A political takeover of the Supreme Court will also compound the damage already done to judicial independence by policies pursued by the Court itself. The Supreme Court, which has administrative control over the judiciary, has suspended a program that would reduce the large number of judges who do not have security of tenure. It has summarily fired judges after they decided politically controversial cases. And the Supreme Court has allowed the country’s second highest court to shut down by failing to resolve the legal appeals of its dismissed judges.
Chávez’s allies justify the measures as a response to the intransigence of President Chávez’s opponents. They insist that many judges decide cases based on their political convictions rather than the dictates of the law. As an example, they cite the Supreme Court’s failure to convict alleged participants in the 2002 coup.
“Chávez should be working to strengthen the rule of law in Venezuela,” said Vivanco. “Instead his government is rigging the justice system to favor its own interests.”
What makes the developments in Venezuela even more alarming is their potential impact on the country’s already explosive political situation, particularly the tensions surrounding the successful effort of President Chávez’s opponents to call for the national referendum that could end his presidency.
When the country’s National Electoral Council (CNE) disqualified hundreds of thousands of signatures on a petition to authorize the referendum, thousands of people joined street protests, which culminated in violent confrontations with state security forces that left 13 people dead, scores wounded, and hundreds more in police detention. In May, after voters were given the opportunity to verify disqualified signatures, the CNE announced that enough signatures had been collected to force the recall vote.

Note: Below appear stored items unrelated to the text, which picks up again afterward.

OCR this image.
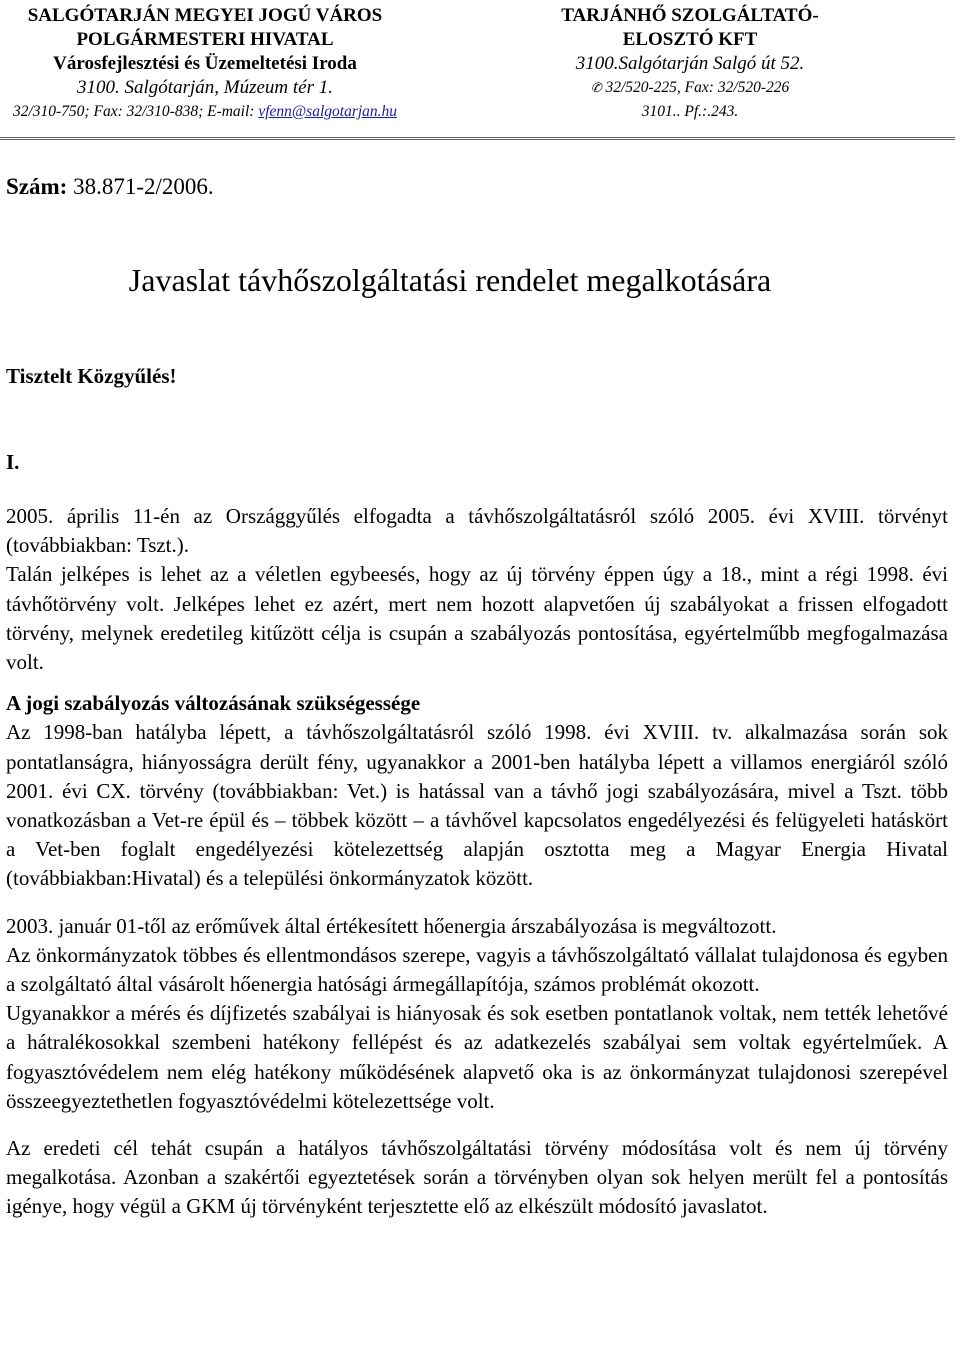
SALGÓTARJÁN MEGYEI JOGÚ VÁROS
POLGÁRMESTERI HIVATAL
Városfejlesztési és Üzemeltetési Iroda
3100. Salgótarján, Múzeum tér 1.
32/310-750; Fax: 32/310-838; E-mail: vfenn@salgotarjan.hu
TARJÁNHŐ SZOLGÁLTATÓ-
ELOSZTÓ KFT
3100.Salgótarján Salgó út 52.
✆ 32/520-225, Fax: 32/520-226
3101.. Pf.:.243.
Szám: 38.871-2/2006.
Javaslat távhőszolgáltatási rendelet megalkotására
Tisztelt Közgyűlés!
I.

2005. április 11-én az Országgyűlés elfogadta a távhőszolgáltatásról szóló 2005. évi XVIII. törvényt (továbbiakban: Tszt.).

Talán jelképes is lehet az a véletlen egybeesés, hogy az új törvény éppen úgy a 18., mint a régi 1998. évi távhőtörvény volt. Jelképes lehet ez azért, mert nem hozott alapvetően új szabályokat a frissen elfogadott törvény, melynek eredetileg kitűzött célja is csupán a szabályozás pontosítása, egyértelműbb megfogalmazása volt.

A jogi szabályozás változásának szükségessége

Az 1998-ban hatályba lépett, a távhőszolgáltatásról szóló 1998. évi XVIII. tv. alkalmazása során sok pontatlanságra, hiányosságra derült fény, ugyanakkor a 2001-ben hatályba lépett a villamos energiáról szóló 2001. évi CX. törvény (továbbiakban: Vet.) is hatással van a távhő jogi szabályozására, mivel a Tszt. több vonatkozásban a Vet-re épül és – többek között – a távhővel kapcsolatos engedélyezési és felügyeleti hatáskört a Vet-ben foglalt engedélyezési kötelezettség alapján osztotta meg a Magyar Energia Hivatal (továbbiakban:Hivatal) és a települési önkormányzatok között.

2003. január 01-től az erőművek által értékesített hőenergia árszabályozása is megváltozott.

Az önkormányzatok többes és ellentmondásos szerepe, vagyis a távhőszolgáltató vállalat tulajdonosa és egyben a szolgáltató által vásárolt hőenergia hatósági ármegállapítója, számos problémát okozott.

Ugyanakkor a mérés és díjfizetés szabályai is hiányosak és sok esetben pontatlanok voltak, nem tették lehetővé a hátralékosokkal szembeni hatékony fellépést és az adatkezelés szabályai sem voltak egyértelműek. A fogyasztóvédelem nem elég hatékony működésének alapvető oka is az önkormányzat tulajdonosi szerepével összeegyeztethetlen fogyasztóvédelmi kötelezettsége volt.

Az eredeti cél tehát csupán a hatályos távhőszolgáltatási törvény módosítása volt és nem új törvény megalkotása. Azonban a szakértői egyeztetések során a törvényben olyan sok helyen merült fel a pontosítás igénye, hogy végül a GKM új törvényként terjesztette elő az elkészült módosító javaslatot.
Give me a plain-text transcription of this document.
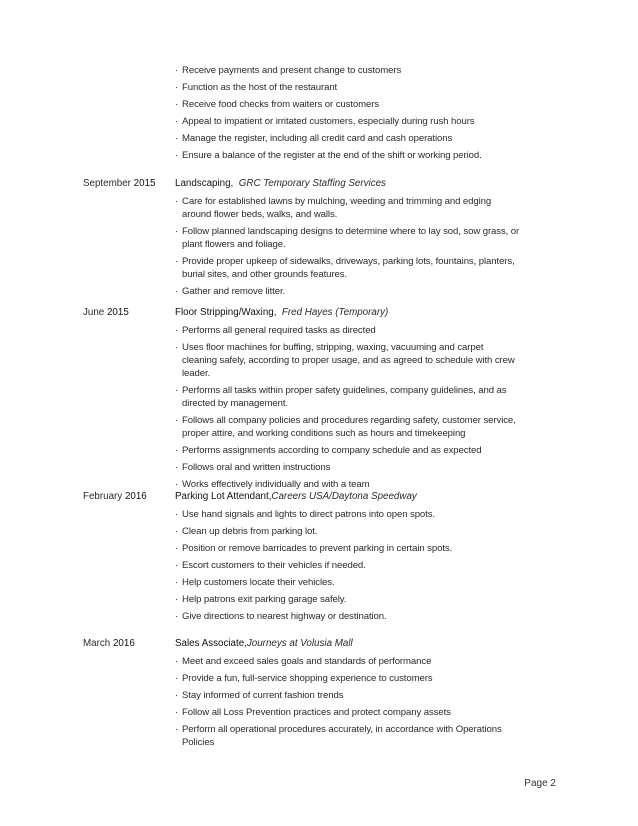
· Receive payments and present change to customers
· Function as the host of the restaurant
· Receive food checks from waiters or customers
· Appeal to impatient or irritated customers, especially during rush hours
· Manage the register, including all credit card and cash operations
· Ensure a balance of the register at the end of the shift or working period.
September 2015 Landscaping, GRC Temporary Staffing Services
· Care for established lawns by mulching, weeding and trimming and edging around flower beds, walks, and walls.
· Follow planned landscaping designs to determine where to lay sod, sow grass, or plant flowers and foliage.
· Provide proper upkeep of sidewalks, driveways, parking lots, fountains, planters, burial sites, and other grounds features.
· Gather and remove litter.
June 2015	Floor Stripping/Waxing, Fred Hayes (Temporary)
· Performs all general required tasks as directed
· Uses floor machines for buffing, stripping, waxing, vacuuming and carpet cleaning safely, according to proper usage, and as agreed to schedule with crew leader.
· Performs all tasks within proper safety guidelines, company guidelines, and as directed by management.
· Follows all company policies and procedures regarding safety, customer service, proper attire, and working conditions such as hours and timekeeping
· Performs assignments according to company schedule and as expected
· Follows oral and written instructions
· Works effectively individually and with a team
February 2016	Parking Lot Attendant,Careers USA/Daytona Speedway
· Use hand signals and lights to direct patrons into open spots.
· Clean up debris from parking lot.
· Position or remove barricades to prevent parking in certain spots.
· Escort customers to their vehicles if needed.
· Help customers locate their vehicles.
· Help patrons exit parking garage safely.
· Give directions to nearest highway or destination.
March 2016	Sales Associate,Journeys at Volusia Mall
· Meet and exceed sales goals and standards of performance
· Provide a fun, full-service shopping experience to customers
· Stay informed of current fashion trends
· Follow all Loss Prevention practices and protect company assets
· Perform all operational procedures accurately, in accordance with Operations Policies
Page 2
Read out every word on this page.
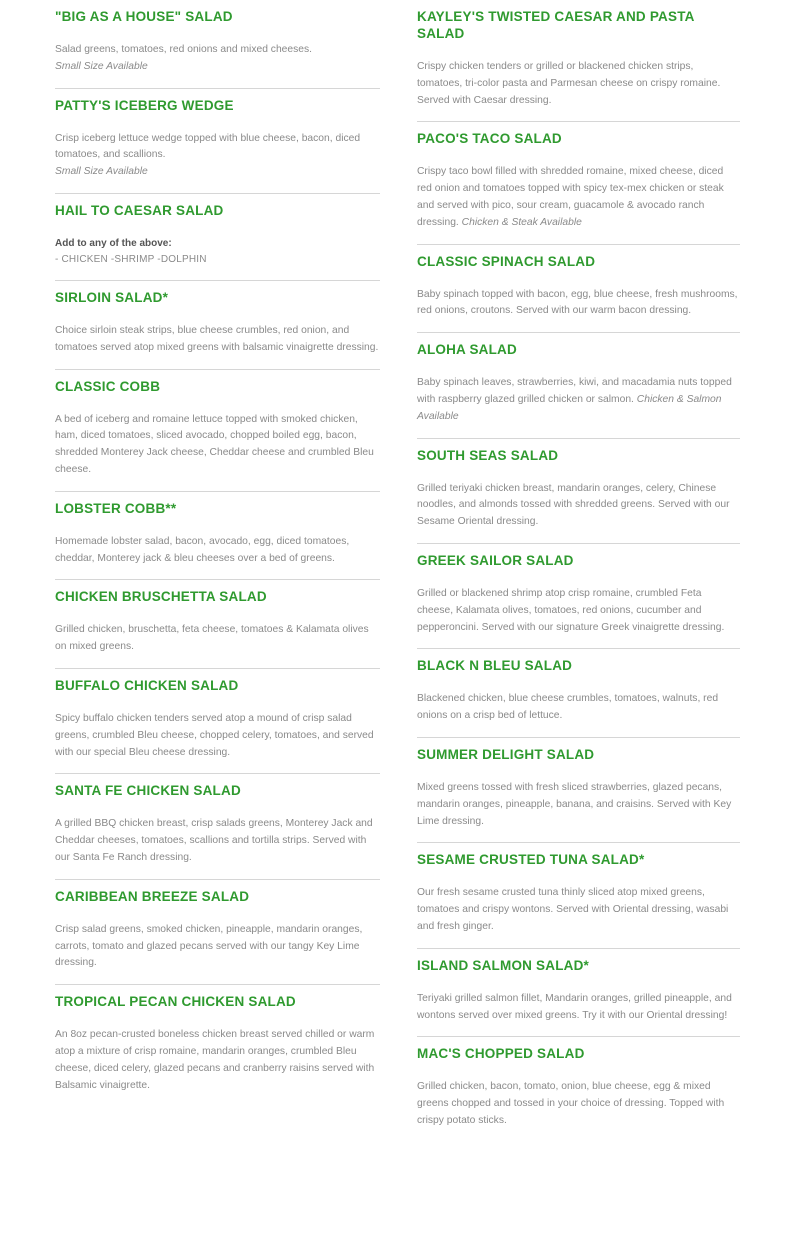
"BIG AS A HOUSE" SALAD

Salad greens, tomatoes, red onions and mixed cheeses.

Small Size Available
PATTY'S ICEBERG WEDGE

Crisp iceberg lettuce wedge topped with blue cheese, bacon, diced tomatoes, and scallions.

Small Size Available
HAIL TO CAESAR SALAD
Add to any of the above:
- CHICKEN -SHRIMP -DOLPHIN
SIRLOIN SALAD*

Choice sirloin steak strips, blue cheese crumbles, red onion, and tomatoes served atop mixed greens with balsamic vinaigrette dressing.

CLASSIC COBB

A bed of iceberg and romaine lettuce topped with smoked chicken, ham, diced tomatoes, sliced avocado, chopped boiled egg, bacon, shredded Monterey Jack cheese, Cheddar cheese and crumbled Bleu cheese.

LOBSTER COBB**

Homemade lobster salad, bacon, avocado, egg, diced tomatoes, cheddar, Monterey jack & bleu cheeses over a bed of greens.

CHICKEN BRUSCHETTA SALAD

Grilled chicken, bruschetta, feta cheese, tomatoes & Kalamata olives on mixed greens.

BUFFALO CHICKEN SALAD

Spicy buffalo chicken tenders served atop a mound of crisp salad greens, crumbled Bleu cheese, chopped celery, tomatoes, and served with our special Bleu cheese dressing.

SANTA FE CHICKEN SALAD

A grilled BBQ chicken breast, crisp salads greens, Monterey Jack and Cheddar cheeses, tomatoes, scallions and tortilla strips. Served with our Santa Fe Ranch dressing.

CARIBBEAN BREEZE SALAD

Crisp salad greens, smoked chicken, pineapple, mandarin oranges, carrots, tomato and glazed pecans served with our tangy Key Lime dressing.

TROPICAL PECAN CHICKEN SALAD

An 8oz pecan-crusted boneless chicken breast served chilled or warm atop a mixture of crisp romaine, mandarin oranges, crumbled Bleu cheese, diced celery, glazed pecans and cranberry raisins served with Balsamic vinaigrette.

KAYLEY'S TWISTED CAESAR AND PASTA SALAD

Crispy chicken tenders or grilled or blackened chicken strips, tomatoes, tri-color pasta and Parmesan cheese on crispy romaine. Served with Caesar dressing.

PACO'S TACO SALAD

Crispy taco bowl filled with shredded romaine, mixed cheese, diced red onion and tomatoes topped with spicy tex-mex chicken or steak and served with pico, sour cream, guacamole & avocado ranch dressing. Chicken & Steak Available

CLASSIC SPINACH SALAD

Baby spinach topped with bacon, egg, blue cheese, fresh mushrooms, red onions, croutons. Served with our warm bacon dressing.

ALOHA SALAD

Baby spinach leaves, strawberries, kiwi, and macadamia nuts topped with raspberry glazed grilled chicken or salmon. Chicken & Salmon Available

SOUTH SEAS SALAD

Grilled teriyaki chicken breast, mandarin oranges, celery, Chinese noodles, and almonds tossed with shredded greens. Served with our Sesame Oriental dressing.

GREEK SAILOR SALAD

Grilled or blackened shrimp atop crisp romaine, crumbled Feta cheese, Kalamata olives, tomatoes, red onions, cucumber and pepperoncini. Served with our signature Greek vinaigrette dressing.

BLACK N BLEU SALAD

Blackened chicken, blue cheese crumbles, tomatoes, walnuts, red onions on a crisp bed of lettuce.

SUMMER DELIGHT SALAD

Mixed greens tossed with fresh sliced strawberries, glazed pecans, mandarin oranges, pineapple, banana, and craisins. Served with Key Lime dressing.

SESAME CRUSTED TUNA SALAD*

Our fresh sesame crusted tuna thinly sliced atop mixed greens, tomatoes and crispy wontons. Served with Oriental dressing, wasabi and fresh ginger.

ISLAND SALMON SALAD*

Teriyaki grilled salmon fillet, Mandarin oranges, grilled pineapple, and wontons served over mixed greens. Try it with our Oriental dressing!

MAC'S CHOPPED SALAD

Grilled chicken, bacon, tomato, onion, blue cheese, egg & mixed greens chopped and tossed in your choice of dressing. Topped with crispy potato sticks.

Whether the current crisis is resolved peacefully and lawfully will depend in large part on the country’s judiciary. It is the courts that must ultimately determine whether the CNE’s decisions are valid—as well as whether the actions of Chávez’s supporters and opponents, in the streets and elsewhere, are legally permissible.
The report offers recommendations to the Venezuelan government for salvaging the independence of the judiciary. Human Rights Watch urged President Chávez to instruct his supporters in the National Assembly to suspend implementation of the new court-packing law immediately and eliminate the provisions that undermine the independence of the judiciary. The Venezuelan Supreme Court should strike down the provisions of the court-packing law that subject the court to the political agenda of the governing coalition. The high court should also take steps to ensure that lower court judges are not subject to political persecution.
The Organization of American States (OAS) should closely monitor the situation of the Venezuelan judiciary. Unless concrete steps are taken immediately to reverse these threats to judicial independence, the secretary general of the OAS should use his authority under the Inter-American Democratic Charter to address the issue. Article 18 authorizes the secretary general to take actions, with the prior consent of the government concerned, to analyze threats to a country’s “democratic political institutional process,” and seek a collective response from the OAS.
During Venezuela’s 2002 coup, the Charter was crucial in mobilizing member states to join the chorus of condemnation that helped restore President Chávez to office. “The Charter helped save Venezuelan democracy from Chávez’s foes during the 2002 coup,” said Vivanco. “Now it could help protect Venezuela from this new threat.”